Elliott, who carries a 4.77 grade-point average, did have plenty of interest from the Ivy League, with offers from Harvard, Princeton, Yale, Cornell and Penn. And most of the Mid-American Conference had offered him.

The consensus three-star prospect was more or less resigned that a Power Five offer wouldn’t be forthcoming. He was at peace with heading to the Ivy League for an elite education and a positive football experience.

Then life took an interesting turn. On Tuesday, Elliott committed to Vanderbilt, taking his football career in a different direction.

“I was kind of set on Yale if I hadn’t gotten another [high-major] offer,” he said. “My dad loved it. It would take a big Power Five school with high academics to change my mind.”

That’s exactly what happened.

A change of plans

Elliott had a talk with Caravan head coach Jordan Lynch about his plans to go to Yale unless a big-time offer came along. Lynch told Elliott he’d connected with his former Northern lllinois coach, Jerry Kill, who’s at Vanderbilt as chief consultant to head coach Clark Lea and senior offensive adviser.

“He sent them my film, [said], ‘He’s a winner. He plays like me but a lot better,’” Elliott said.

One thing led to another, and before he knew it, Elliott had the Power Five offer he’d been looking for.
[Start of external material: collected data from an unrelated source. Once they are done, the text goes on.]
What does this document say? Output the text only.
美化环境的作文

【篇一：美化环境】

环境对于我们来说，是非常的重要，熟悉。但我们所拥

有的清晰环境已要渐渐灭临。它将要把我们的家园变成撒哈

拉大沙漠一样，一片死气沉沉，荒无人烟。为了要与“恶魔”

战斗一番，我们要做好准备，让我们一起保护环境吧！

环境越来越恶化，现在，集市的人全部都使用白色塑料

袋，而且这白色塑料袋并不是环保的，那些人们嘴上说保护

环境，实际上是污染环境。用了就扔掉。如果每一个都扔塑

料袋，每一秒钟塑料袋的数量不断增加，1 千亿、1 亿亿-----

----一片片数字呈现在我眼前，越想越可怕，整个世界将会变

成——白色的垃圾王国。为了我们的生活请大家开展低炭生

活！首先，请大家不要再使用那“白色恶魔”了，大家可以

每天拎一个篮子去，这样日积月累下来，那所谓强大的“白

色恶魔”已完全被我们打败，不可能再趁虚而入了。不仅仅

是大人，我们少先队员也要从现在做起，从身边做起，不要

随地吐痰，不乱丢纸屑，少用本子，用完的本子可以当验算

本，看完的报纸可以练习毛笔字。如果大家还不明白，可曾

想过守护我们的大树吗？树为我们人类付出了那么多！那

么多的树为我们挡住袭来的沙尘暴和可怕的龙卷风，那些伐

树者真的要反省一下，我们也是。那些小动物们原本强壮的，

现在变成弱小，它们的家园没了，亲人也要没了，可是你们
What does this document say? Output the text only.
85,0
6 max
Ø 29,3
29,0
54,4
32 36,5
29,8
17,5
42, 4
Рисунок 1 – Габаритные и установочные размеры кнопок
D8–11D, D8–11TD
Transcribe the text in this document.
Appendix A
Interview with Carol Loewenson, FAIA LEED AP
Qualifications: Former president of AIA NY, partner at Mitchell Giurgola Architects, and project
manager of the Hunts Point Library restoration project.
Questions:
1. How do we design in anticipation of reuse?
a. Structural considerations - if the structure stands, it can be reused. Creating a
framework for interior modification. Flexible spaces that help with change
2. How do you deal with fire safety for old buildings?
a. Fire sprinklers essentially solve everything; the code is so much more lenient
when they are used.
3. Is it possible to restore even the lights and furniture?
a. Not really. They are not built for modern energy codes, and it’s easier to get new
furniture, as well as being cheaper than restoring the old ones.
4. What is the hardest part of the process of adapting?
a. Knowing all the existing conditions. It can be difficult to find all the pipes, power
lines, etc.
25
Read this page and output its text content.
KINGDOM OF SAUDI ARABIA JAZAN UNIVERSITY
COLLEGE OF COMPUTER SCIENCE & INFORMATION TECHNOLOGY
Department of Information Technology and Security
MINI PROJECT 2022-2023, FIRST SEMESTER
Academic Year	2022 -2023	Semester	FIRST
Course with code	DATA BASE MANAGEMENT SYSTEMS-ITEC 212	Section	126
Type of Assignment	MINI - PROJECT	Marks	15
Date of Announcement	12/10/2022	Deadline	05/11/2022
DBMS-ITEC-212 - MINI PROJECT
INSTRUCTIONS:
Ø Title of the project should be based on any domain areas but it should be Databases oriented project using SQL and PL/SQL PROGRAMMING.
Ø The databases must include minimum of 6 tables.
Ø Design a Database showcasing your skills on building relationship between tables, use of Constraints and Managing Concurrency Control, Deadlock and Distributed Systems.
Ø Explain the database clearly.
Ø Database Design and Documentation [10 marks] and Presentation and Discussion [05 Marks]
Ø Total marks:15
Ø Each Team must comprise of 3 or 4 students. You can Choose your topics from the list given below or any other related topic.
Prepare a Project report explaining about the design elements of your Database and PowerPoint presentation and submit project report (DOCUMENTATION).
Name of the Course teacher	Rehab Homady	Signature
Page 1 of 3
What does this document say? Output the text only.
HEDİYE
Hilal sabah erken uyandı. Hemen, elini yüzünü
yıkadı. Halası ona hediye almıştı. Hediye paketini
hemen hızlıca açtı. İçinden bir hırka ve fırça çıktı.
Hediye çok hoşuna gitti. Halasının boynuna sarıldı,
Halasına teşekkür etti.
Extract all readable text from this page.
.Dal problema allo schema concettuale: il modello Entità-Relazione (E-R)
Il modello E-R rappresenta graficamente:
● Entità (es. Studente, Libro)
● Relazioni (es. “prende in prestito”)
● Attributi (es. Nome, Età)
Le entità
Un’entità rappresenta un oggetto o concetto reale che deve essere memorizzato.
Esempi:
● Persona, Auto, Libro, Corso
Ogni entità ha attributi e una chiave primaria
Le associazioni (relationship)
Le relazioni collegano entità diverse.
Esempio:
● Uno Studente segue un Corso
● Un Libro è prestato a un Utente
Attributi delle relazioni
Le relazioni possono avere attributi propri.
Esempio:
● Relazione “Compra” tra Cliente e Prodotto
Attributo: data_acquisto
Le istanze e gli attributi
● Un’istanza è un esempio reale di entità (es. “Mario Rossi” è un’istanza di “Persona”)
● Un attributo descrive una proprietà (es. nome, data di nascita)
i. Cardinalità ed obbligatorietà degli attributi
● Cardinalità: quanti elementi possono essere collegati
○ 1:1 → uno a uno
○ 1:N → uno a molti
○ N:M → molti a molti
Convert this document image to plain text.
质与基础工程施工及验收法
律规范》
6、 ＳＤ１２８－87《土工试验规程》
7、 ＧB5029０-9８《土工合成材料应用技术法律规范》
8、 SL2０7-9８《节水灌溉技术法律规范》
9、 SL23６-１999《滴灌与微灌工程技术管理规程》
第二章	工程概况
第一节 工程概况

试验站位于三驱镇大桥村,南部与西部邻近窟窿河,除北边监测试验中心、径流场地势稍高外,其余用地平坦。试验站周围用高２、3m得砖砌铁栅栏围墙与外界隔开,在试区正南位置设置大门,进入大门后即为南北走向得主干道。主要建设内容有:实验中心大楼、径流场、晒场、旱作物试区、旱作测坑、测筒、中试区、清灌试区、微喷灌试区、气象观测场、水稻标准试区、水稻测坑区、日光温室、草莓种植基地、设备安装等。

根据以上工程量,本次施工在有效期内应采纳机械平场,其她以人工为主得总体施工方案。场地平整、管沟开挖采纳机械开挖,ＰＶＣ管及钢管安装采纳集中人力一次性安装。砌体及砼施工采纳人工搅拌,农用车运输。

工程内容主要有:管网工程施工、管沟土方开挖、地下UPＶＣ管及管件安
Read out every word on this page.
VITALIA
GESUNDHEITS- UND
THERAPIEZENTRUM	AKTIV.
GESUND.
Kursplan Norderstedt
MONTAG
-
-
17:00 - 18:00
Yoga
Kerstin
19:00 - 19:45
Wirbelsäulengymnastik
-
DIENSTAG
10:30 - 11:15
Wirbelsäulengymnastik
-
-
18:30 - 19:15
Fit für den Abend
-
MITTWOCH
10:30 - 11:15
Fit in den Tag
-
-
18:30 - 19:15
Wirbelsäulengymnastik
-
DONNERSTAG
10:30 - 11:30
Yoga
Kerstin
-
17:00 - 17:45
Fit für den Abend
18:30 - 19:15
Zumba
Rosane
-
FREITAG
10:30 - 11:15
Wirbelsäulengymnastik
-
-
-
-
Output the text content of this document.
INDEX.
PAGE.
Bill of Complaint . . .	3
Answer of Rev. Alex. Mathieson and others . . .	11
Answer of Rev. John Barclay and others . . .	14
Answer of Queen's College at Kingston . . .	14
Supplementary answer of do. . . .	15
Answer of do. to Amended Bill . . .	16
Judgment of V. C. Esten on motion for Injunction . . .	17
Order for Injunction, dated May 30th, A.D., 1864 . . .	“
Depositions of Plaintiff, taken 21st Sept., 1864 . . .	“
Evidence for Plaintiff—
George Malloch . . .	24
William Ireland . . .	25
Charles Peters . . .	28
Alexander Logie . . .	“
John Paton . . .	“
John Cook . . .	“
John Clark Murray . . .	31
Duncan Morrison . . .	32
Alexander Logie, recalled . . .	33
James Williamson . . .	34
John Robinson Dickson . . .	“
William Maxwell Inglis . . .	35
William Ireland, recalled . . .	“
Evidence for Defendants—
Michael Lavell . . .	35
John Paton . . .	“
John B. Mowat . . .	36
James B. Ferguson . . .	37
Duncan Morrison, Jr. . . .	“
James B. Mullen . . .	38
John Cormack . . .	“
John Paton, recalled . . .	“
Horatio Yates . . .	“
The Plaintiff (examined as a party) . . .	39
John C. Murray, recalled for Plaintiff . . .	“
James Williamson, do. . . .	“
It didn’t take long to commit. “SEC football, top 10 [academic] school in the country,” he said. “The coaching staff, they love me and I love them.”

That means something in the days of the transfer portal.

“In college football, you don’t know who’s going to take care of you,” said Elliott, who is the only quarterback in the Commodores’ 2025 recruiting class.

National recruiting analyst Clint Cosgrove likes Elliott’s upside.

“As a player he reminds me of his head coach [Lynch],” Cosgrove said. “He’s a phenomenal runner, runs with power. He’s a phenomenal passer, a precision passer who knows where to go with the ball.”

And now Elliott knows where he’s going to college.

“It’s definitely a weight off my shoulders, to be able to say I’m committed ... have my future planned out,” he said.

Condors turn to Lewis-Bey

Curie was long one of the Public League’s elite programs, qualifying for the IHSA playoffs 23 times — including 10 times in 13 seasons from 2007-19 — and advancing to the second round in 2014 and ’17.

But the Condors have fallen on tough times with just four wins over the past four years including a pair of winless seasons.

Jarve Lewis-Bey aims to turn that around.

Lewis-Bey was hired in February after productive head-coaching stints at Senn and Marshall along with a run as Hyde Park’s defensive coordinator. In 13 seasons as a head coach, he’s 71-53 with five trips to the IHSA playoffs. He took last season off from coaching.

“I’m excited to get myself back going,” Lewis-Bey said. “Just sitting out I was so anxious [to return].”